-edit-
Sorry, bit of an essay :lol:
-/edit-
Waccoon wrote:
Isn't true RISC code about 1.5 times bigger than CISC code in executable format?
Quite often RISC code is bigger than CISC (there are exceptions however), but its not really much of an issue. RISC architectures tend to have highly orthogonal instruction sets (that is all instructions are the same size).
On the other hand CISC instruction sizes can vary like anything. For example, a simple 680x0 'move' instruction can be from 1 to 12 16-bit words long depending on the addressing modes used.
Data usually makes up large parts of any executable. To be flat honest, code I have compiled for both 680x0 and PPC have resulted in pretty similar sized programs, certianly not 50% larger.
Go figure...
I'm no electrical engineer, obviously, but are all 32 bits used for instructions, or instructions AND data? How many instructions are there on a PPC?
I don't doubt emulating PPC is tough and slow, but does *any* CPU has 65K+ instructions. :-?
Not 65K instructions, no. However it isn't about the actual number of instructions, rather it is about the total number of potential opcodes, which in turn depends on the opcode size.
Consider the 680x0 again. It has less than 50 instructions at the assembler level (think of add, addx, etc).
However, at the binary level, the instruction opcode is 16-bits wide. The pattern of bits in the opocde have particular meanings. You can see this in any 680x0 Programmer Manual.
For instance, consider the basic 680x0 integer add instruction. In assembler we can write it thus:
add.
, d
add. d,
Where
is the operand size (.b, .w, .l)
is the effective addressing mode
is the number of the data register (0-7)
Just from the above description we can see that actually there is a lot of implicit information here. This information is encoded into the 16-bit instruction word as follows
Bits 0-2 are the address register in the
Bits 3-5 are the mode
Bits 6-8 are the operation mode (size/sense)
Bits 9-11 is the data register number N
Bits 12-15 are the opcode identifier (here 1101)
So in reality there are literally hundreds of possible 16-bit values that correspond to different variations of the above 'add' instruction. Depending upon the effective address mode used, several extension 16-bit words may follow the instruction word.
As I said, emulation of the 680x0 often simply has a table of all the possible 16-bit values that point to functions to handle each specific opcode case.
All of the nonsense values will point to the same function that emulates an illegal instruction trap.
This approach is used because it simplest, hence quickest (and also constant time taken) to lookup a function in a table and call it.
Any other solution that more intelligently breaks the opcode word down into parts involves more stages, increases the complexity and hence the time taken, which is very bad for any emulation.
Back to PPC...
The same breakdown of opcode words into meaningul fields found on the 680x0 also applies ot PPC opcodes.
The PPC, being a RISC system has only a small number of instructions, but like the 680x0 encodes much other data into its 32-bit instruction word.
For example, a typical 'inst rA, rB, rC' type instruction has to encode 3 registers, each of which needs 5 bits (there are 32 integer registers and 2^5 = 32).
Additionally, RISC architectures such as the PPC tend to define subtle variations of instructions.

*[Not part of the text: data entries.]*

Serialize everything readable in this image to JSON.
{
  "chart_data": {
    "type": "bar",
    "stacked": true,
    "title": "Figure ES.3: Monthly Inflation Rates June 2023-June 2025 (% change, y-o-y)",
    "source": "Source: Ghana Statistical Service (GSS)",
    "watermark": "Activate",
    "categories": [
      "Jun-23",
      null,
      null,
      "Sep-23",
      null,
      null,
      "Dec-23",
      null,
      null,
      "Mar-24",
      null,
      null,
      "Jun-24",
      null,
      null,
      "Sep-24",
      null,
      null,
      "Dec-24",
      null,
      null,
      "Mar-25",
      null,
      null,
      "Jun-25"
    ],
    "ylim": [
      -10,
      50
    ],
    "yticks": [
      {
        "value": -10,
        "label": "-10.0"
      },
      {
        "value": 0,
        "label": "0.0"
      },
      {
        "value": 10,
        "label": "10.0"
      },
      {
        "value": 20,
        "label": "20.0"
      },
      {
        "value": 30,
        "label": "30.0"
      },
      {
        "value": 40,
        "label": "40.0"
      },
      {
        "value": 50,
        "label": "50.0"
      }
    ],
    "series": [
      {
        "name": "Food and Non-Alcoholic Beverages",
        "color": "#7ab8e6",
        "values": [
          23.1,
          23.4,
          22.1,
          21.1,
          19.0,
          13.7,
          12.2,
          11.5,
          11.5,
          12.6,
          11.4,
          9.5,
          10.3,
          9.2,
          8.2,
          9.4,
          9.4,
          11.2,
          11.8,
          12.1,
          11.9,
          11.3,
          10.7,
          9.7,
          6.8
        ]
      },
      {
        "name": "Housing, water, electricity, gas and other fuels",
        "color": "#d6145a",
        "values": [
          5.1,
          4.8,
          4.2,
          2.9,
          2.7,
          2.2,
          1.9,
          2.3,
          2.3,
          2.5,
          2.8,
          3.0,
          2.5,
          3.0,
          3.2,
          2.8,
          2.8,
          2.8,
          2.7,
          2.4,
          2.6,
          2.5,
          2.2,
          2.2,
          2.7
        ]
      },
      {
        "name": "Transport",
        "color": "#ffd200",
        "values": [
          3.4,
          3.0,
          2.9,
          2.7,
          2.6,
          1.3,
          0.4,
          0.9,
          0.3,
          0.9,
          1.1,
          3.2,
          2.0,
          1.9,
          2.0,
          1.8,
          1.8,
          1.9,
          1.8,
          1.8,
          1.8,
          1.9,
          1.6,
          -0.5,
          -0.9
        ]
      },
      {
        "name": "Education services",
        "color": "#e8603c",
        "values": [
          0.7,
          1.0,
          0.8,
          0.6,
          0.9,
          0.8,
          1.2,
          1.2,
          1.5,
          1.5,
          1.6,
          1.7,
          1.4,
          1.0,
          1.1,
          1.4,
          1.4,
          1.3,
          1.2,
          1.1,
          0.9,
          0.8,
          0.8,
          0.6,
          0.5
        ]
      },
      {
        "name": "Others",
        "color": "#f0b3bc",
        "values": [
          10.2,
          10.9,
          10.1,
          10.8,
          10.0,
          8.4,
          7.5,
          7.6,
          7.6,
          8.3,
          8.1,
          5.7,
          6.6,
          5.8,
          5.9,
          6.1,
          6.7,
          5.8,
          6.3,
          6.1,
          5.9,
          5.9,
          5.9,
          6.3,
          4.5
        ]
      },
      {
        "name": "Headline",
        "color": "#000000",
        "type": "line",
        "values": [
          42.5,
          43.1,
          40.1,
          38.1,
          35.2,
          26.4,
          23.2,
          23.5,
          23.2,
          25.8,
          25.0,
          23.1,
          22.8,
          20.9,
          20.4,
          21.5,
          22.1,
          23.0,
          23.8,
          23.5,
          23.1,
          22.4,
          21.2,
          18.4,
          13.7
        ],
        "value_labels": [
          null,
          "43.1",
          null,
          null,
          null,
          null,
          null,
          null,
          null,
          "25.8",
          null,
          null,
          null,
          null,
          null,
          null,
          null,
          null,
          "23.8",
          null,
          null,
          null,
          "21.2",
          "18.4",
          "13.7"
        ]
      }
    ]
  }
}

For example there are integer arithmetic instruction variants that do not update the chip status registers - if you dont need to check them, why update them? This means that when writing (or generating) optimal code cycles can be saved etc. by using instruction variations that eliminate redundant work.
So, although the PPC may only define a handful of instructions (similar to 680x0), the number of possible opcode values is very large indeed.

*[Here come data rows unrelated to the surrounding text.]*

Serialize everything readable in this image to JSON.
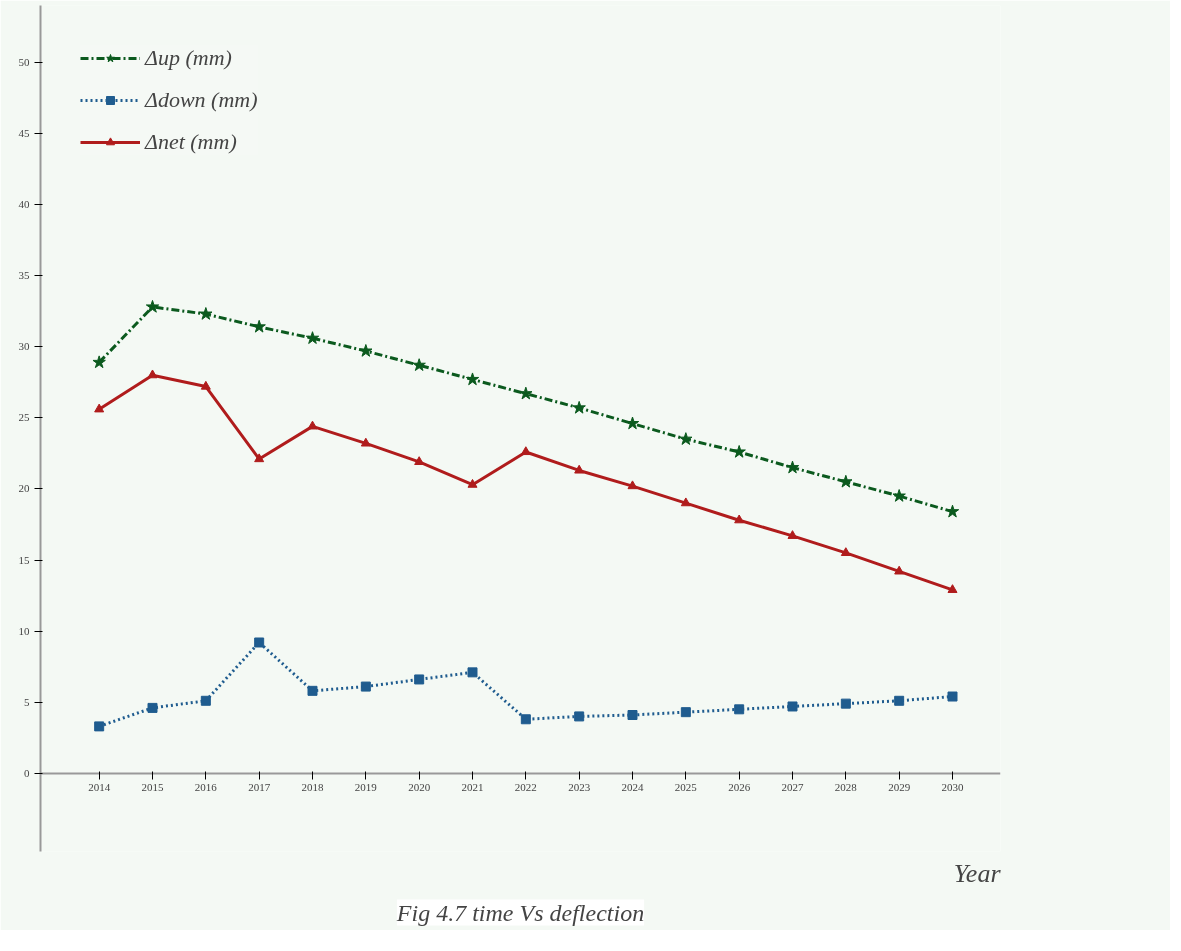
{
  "chart_data": {
    "type": "line",
    "xlabel": "Year",
    "annotations": [
      "Fig 4.7 time Vs deflection"
    ],
    "x": [
      2014,
      2015,
      2016,
      2017,
      2018,
      2019,
      2020,
      2021,
      2022,
      2023,
      2024,
      2025,
      2026,
      2027,
      2028,
      2029,
      2030
    ],
    "series": [
      {
        "name": "Δup (mm)",
        "color": "#0b5a1e",
        "marker": "star",
        "line_style": "dashed",
        "values": [
          28.9,
          32.8,
          32.3,
          31.4,
          30.6,
          29.7,
          28.7,
          27.7,
          26.7,
          25.7,
          24.6,
          23.5,
          22.6,
          21.5,
          20.5,
          19.5,
          18.4
        ]
      },
      {
        "name": "Δdown (mm)",
        "color": "#1f5c8f",
        "marker": "square",
        "line_style": "dotted",
        "values": [
          3.3,
          4.6,
          5.1,
          9.2,
          5.8,
          6.1,
          6.6,
          7.1,
          3.8,
          4.0,
          4.1,
          4.3,
          4.5,
          4.7,
          4.9,
          5.1,
          5.4
        ]
      },
      {
        "name": "Δnet (mm)",
        "color": "#b01c1c",
        "marker": "triangle",
        "line_style": "solid",
        "values": [
          25.6,
          28.0,
          27.2,
          22.1,
          24.4,
          23.2,
          21.9,
          20.3,
          22.6,
          21.3,
          20.2,
          19.0,
          17.8,
          16.7,
          15.5,
          14.2,
          12.9
        ]
      }
    ],
    "xlim": [
      2012.9,
      2030.9
    ],
    "ylim": [
      -5.5,
      54
    ],
    "xticks": [
      2014,
      2015,
      2016,
      2017,
      2018,
      2019,
      2020,
      2021,
      2022,
      2023,
      2024,
      2025,
      2026,
      2027,
      2028,
      2029,
      2030
    ],
    "yticks": [
      0,
      5,
      10,
      15,
      20,
      25,
      30,
      35,
      40,
      45,
      50
    ],
    "grid": false,
    "legend": "top left"
  }
}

You simply cannot use the same table 'entry every opcode possible' strategy as for 680x0 emulation becasue 2^32 = 4billion entries in the table :-o !
Now as I hinted earlier, the trick is to isolate the part of the 32-bit opcode that defines the instruction, mask out the register fields etc. and make a tables of those (now much smaller). There would then be several tables, each with only a few dozen entries.
However, this is exactly the sort of thing I said we needed to avoid when talking about 680x0 emulation because it increases complexity. Masking out the bits takes time and also there are many instructions that dont follow the same bit patterns that you have to check for.
You can imagine the overhead in first checking that the instruction isn't one of many special cases, then masking out the instruction identifier bits, shifting them down to get an index number, indexing the table, finally calling the function etc. etc.
Unfortunately, the choice either is this, or a 4G entry table (basically impossible).
In short, its a performance nightmare.